Alberto Núñez Feijóo convoca de urgencia una reunión extraordinaria del comité de dirección este domingo por el caso Koldo

Le président du Parti Populaire, Alberto Nuñez Feijóoa réclamé cette urgence dimanche réunion extraordinaire du comité directeur du parti d'évaluer la réponse aux faits connus ces jours-ci sur l'affaire Koldo.

Cela a été rapporté par le PP dans un message envoyé aux médias dans lequel il assure que la réunion du Comité directeur, qui se tiendra au siège national, est « en raison de la gravité de la situation »et à la fin, le secrétaire général du Parti populaire, Cuca Gamarra, offrira une conférence de presse.

Alberto Núñez Feijóo convoque la réunion après l'information sur José Luis Ábalos

Le PP justifie son avance dans les rencontres prévues d'Alberto Núñez Feijóo avec les agents sociaux et économiques dans les premiers jours de la semaine prochaine, selon le Parti Populaire.

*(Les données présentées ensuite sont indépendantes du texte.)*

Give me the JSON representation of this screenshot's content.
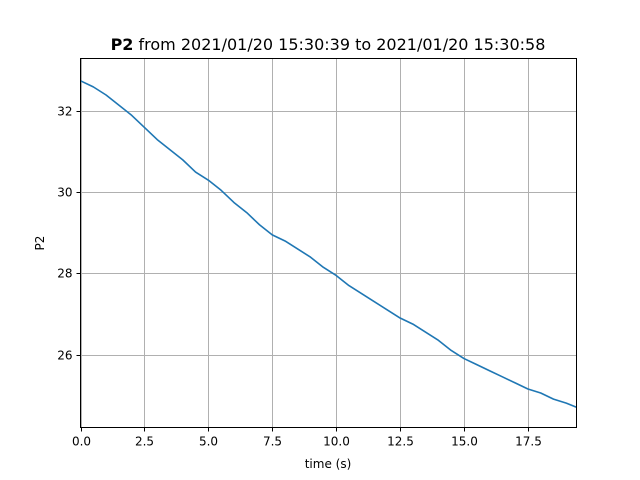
{
  "chart_data": {
    "type": "line",
    "title_bold": "P2",
    "title_rest": " from 2021/01/20 15:30:39 to 2021/01/20 15:30:58",
    "xlabel": "time (s)",
    "ylabel": "P2",
    "xlim": [
      0,
      19.4
    ],
    "ylim": [
      24.2,
      33.3
    ],
    "xticks": [
      0.0,
      2.5,
      5.0,
      7.5,
      10.0,
      12.5,
      15.0,
      17.5
    ],
    "xtick_labels": [
      "0.0",
      "2.5",
      "5.0",
      "7.5",
      "10.0",
      "12.5",
      "15.0",
      "17.5"
    ],
    "yticks": [
      26,
      28,
      30,
      32
    ],
    "ytick_labels": [
      "26",
      "28",
      "30",
      "32"
    ],
    "grid": true,
    "series": [
      {
        "color": "#1f77b4",
        "x": [
          0.0,
          0.5,
          1.0,
          1.5,
          2.0,
          2.5,
          3.0,
          3.5,
          4.0,
          4.5,
          5.0,
          5.5,
          6.0,
          6.5,
          7.0,
          7.5,
          8.0,
          8.5,
          9.0,
          9.5,
          10.0,
          10.5,
          11.0,
          11.5,
          12.0,
          12.5,
          13.0,
          13.5,
          14.0,
          14.5,
          15.0,
          15.5,
          16.0,
          16.5,
          17.0,
          17.5,
          18.0,
          18.5,
          19.0,
          19.4
        ],
        "y": [
          32.75,
          32.6,
          32.4,
          32.15,
          31.9,
          31.6,
          31.3,
          31.05,
          30.8,
          30.5,
          30.3,
          30.05,
          29.75,
          29.5,
          29.2,
          28.95,
          28.8,
          28.6,
          28.4,
          28.15,
          27.95,
          27.7,
          27.5,
          27.3,
          27.1,
          26.9,
          26.75,
          26.55,
          26.35,
          26.1,
          25.9,
          25.75,
          25.6,
          25.45,
          25.3,
          25.15,
          25.05,
          24.9,
          24.8,
          24.7
        ]
      }
    ]
  }
}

Feijóo a convoqué cette réunion après que l'Unité opérationnelle centrale (UCO) ait attribué à l'ancien ministre des Transports José Luis Ábalos un « rôle pertinent » et de « responsabilité » dans le prétendu complot de l'affaire Koldo et a demandé au juge du Tribunal National d'enquêter sur lui.

Des sources du Parti Populaire ont dénoncé, entre autres faits, le « mensonges flagrants du président du gouvernement sur l'arrivée en Espagne d'un Vice-président de Maduro qui a négocié l'achat et la vente de lingots d'or avec l'entourage le plus proche du secrétaire de l'Organisation des Socialistes ».

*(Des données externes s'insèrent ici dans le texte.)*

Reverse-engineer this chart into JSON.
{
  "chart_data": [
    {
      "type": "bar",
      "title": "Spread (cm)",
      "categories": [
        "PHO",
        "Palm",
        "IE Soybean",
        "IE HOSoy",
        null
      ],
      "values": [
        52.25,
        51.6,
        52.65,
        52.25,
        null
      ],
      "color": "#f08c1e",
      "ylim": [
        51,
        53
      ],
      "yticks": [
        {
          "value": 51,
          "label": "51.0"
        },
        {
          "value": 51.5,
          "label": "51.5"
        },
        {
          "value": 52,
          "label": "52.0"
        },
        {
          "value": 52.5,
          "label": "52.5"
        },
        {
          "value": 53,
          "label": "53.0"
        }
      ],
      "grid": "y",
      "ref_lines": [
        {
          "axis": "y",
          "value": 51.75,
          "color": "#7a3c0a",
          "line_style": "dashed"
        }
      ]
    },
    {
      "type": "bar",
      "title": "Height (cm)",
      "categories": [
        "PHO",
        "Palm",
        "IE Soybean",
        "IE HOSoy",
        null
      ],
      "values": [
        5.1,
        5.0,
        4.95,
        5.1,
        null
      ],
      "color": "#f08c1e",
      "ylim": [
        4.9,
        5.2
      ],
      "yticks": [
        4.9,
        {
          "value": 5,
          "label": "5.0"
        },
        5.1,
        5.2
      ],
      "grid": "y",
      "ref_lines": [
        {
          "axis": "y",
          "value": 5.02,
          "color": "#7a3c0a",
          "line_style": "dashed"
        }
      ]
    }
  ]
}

Présence d'hommes d'affaires « portant des sacs d'argent au siège du PSOE »

Les faits connus ces derniers jours en relation avec l'affaire Koldo révèlent également, selon la PP, la présence de des hommes d'affaires « portant des sacs d'argent au siège du PSOE »les paiements d'Ábalos à sa compagne Jessica avec de l'argent public et « des gardes civils achetés par le portier d'une maison close promu conseiller principal d'un des ministères dotés du budget le plus important du gouvernement espagnol ».

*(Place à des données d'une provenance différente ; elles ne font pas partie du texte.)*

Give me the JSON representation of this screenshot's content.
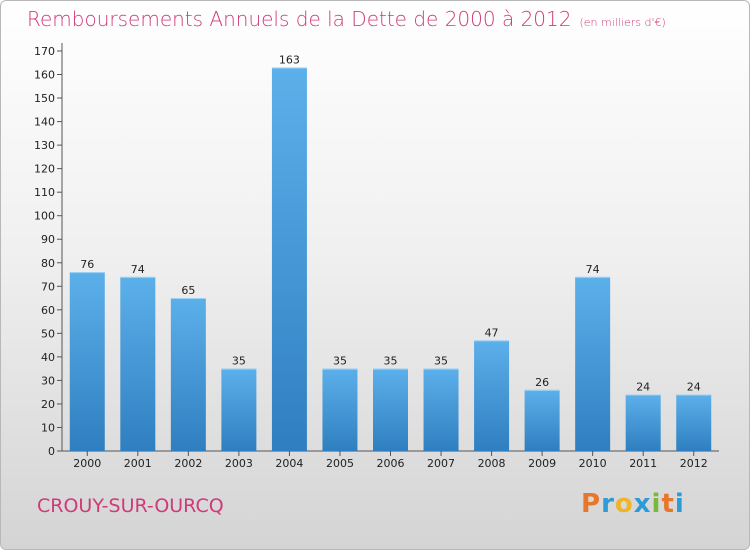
{
  "title": "Remboursements Annuels de la Dette de 2000 à 2012",
  "unit": "(en milliers d'€)",
  "commune": "CROUY-SUR-OURCQ",
  "logo": {
    "letters": [
      "P",
      "r",
      "o",
      "x",
      "i",
      "t",
      "i"
    ],
    "colors": [
      "#e8762b",
      "#2e9bd6",
      "#f0b428",
      "#2e9bd6",
      "#7ab83a",
      "#e8762b",
      "#2e9bd6"
    ]
  },
  "colors": {
    "title": "#cf3a78",
    "bar_top": "#5cb0ea",
    "bar_bottom": "#2f7fc0"
  },
  "chart_data": {
    "type": "bar",
    "categories": [
      "2000",
      "2001",
      "2002",
      "2003",
      "2004",
      "2005",
      "2006",
      "2007",
      "2008",
      "2009",
      "2010",
      "2011",
      "2012"
    ],
    "values": [
      76,
      74,
      65,
      35,
      163,
      35,
      35,
      35,
      47,
      26,
      74,
      24,
      24
    ],
    "data_labels": [
      "76",
      "74",
      "65",
      "35",
      "163",
      "35",
      "35",
      "35",
      "47",
      "26",
      "74",
      "24",
      "24"
    ],
    "ylim": [
      0,
      170
    ],
    "yticks": [
      0,
      10,
      20,
      30,
      40,
      50,
      60,
      70,
      80,
      90,
      100,
      110,
      120,
      130,
      140,
      150,
      160,
      170
    ],
    "grid": false,
    "legend": "none"
  }
}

Le PP affirme également que les dernières informations sur l'affaire montrent « un président du Congrès dont faire confiance aux meneurs du complot était telle qu'ils avaient la permission de l'appeler « chérie » », et que « les anciens présidents de région qui sont aujourd'hui des autorités de l'État envoyant aux gens maintenant emprisonnés le numéro de téléphone de leurs conseillers de santé pour qu'ils puissent verser des fonds à un complot corrompu ».